After months of unsuccessfully trying to get private investors to cough up millions of dollars for the construction of a new, multimillion dollar port in northeastern Haiti, the U.S. government is scratching its plans and will instead revamp the existing port in the city of Cap-Haitien.
“The private sector was markedly unenthusiastic about investing in a new port,” said a U.S. government official familiar with the decision, but not authorized to speak publicly.
The new Fort Liberté port would have cost between $185 million and $257 million, and the U.S. government had committed to investing $70 million. A new port was viewed as being critical to the success of the nearby $300 million Caracol Industrial Park because the park’s five companies mostly ship out of ports in the neighboring Dominican Republic, a loss of valuable dollars to the Haitian treasury.
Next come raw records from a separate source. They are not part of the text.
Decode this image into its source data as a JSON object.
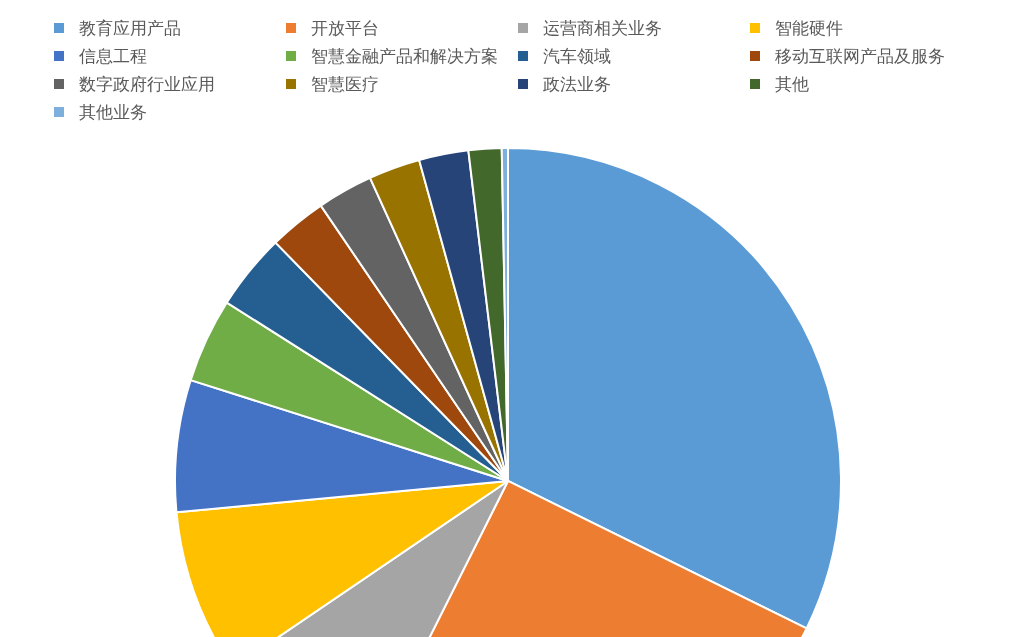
{
  "chart_data": {
    "type": "pie",
    "categories": [
      "教育应用产品",
      "开放平台",
      "运营商相关业务",
      "智能硬件",
      "信息工程",
      "智慧金融产品和解决方案",
      "汽车领域",
      "移动互联网产品及服务",
      "数字政府行业应用",
      "智慧医疗",
      "政法业务",
      "其他",
      "其他业务"
    ],
    "values": [
      32.3,
      25.1,
      8.1,
      8.0,
      6.4,
      4.1,
      3.7,
      2.8,
      2.7,
      2.5,
      2.4,
      1.6,
      0.3
    ],
    "colors": [
      "#5b9bd5",
      "#ed7d31",
      "#a5a5a5",
      "#ffc000",
      "#4472c4",
      "#70ad47",
      "#255e91",
      "#9e480e",
      "#636363",
      "#997300",
      "#264478",
      "#43682b",
      "#7cafdd"
    ],
    "legend": "top"
  }
}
“This is a huge loss for Fort Liberté ,” said Sen. Jean-Baptiste Bien-Aime, who represents the area and had long accused the Haitian government and U.S. officials of dragging their feet on the new port’s construction. The delay, he said, benefited Dominicans, while the latest decision hurts the people in his community who were looking forward to the port for job creation.
“The park will keep shipping out of the Dominican ports and the people of Fort Liberté will get nothing,” he said.
A South Florida bipartisan congressional delegation that recently visited Haiti said they “commend the new change of strategy, but unfortunately, we lost many years in the process.”
The private sector’s lack of enthusiasm was first made public last summer when the U.S. Government Accountability Office issued a critical report on how U.S. taxpayers money was being spent in Haiti by the U.S. Agency for International Development.
“USAID officials recognize that there is a risk that no private company interested in operating the port would be willing to cover the entire remaining costs of construction, particularly given the political risks of operating in Haiti,” the GAO report said.
Sources say port operators who were approached raised several concerns about making such a huge investment in Haiti. Some raised concerns about the viability of a second port in a region where the current port can handle up to 3,000 containers a month, but averages about 380. Others cited Haiti’s dysfunctional regulatory environment and port operations.
The Bay of Fort Liberté was first chosen as the potential site for a new port in 2011. And while Haitian officials said its construction was critical to revitalizing the north’s economy, the port was controversial. In 2012, U.S.-government hired marine biologists exploring the bay’s waters found a rich biodiversity of turtle grass, corals, mangroves and marine species.
Soon after, President Michel Martelly, who had promised the people of Fort Liberté he would build them a port, signed a presidential decree declaring the area protected. The decree practically killed construction plans.
So far, there is no cost estimate on how much it would cost to revamp Cap-Haitien’s port, though sources say it will be far less than a new port. Still, the notion of rehabilitating the port was initially discarded because of concerns over the cost of dredging; building a bridge to help containers bypass the congested traffic; the need to build a break-wall in the ocean to del with currents, and the difficulties of expansion because it is located in a congested, developed neighborhood.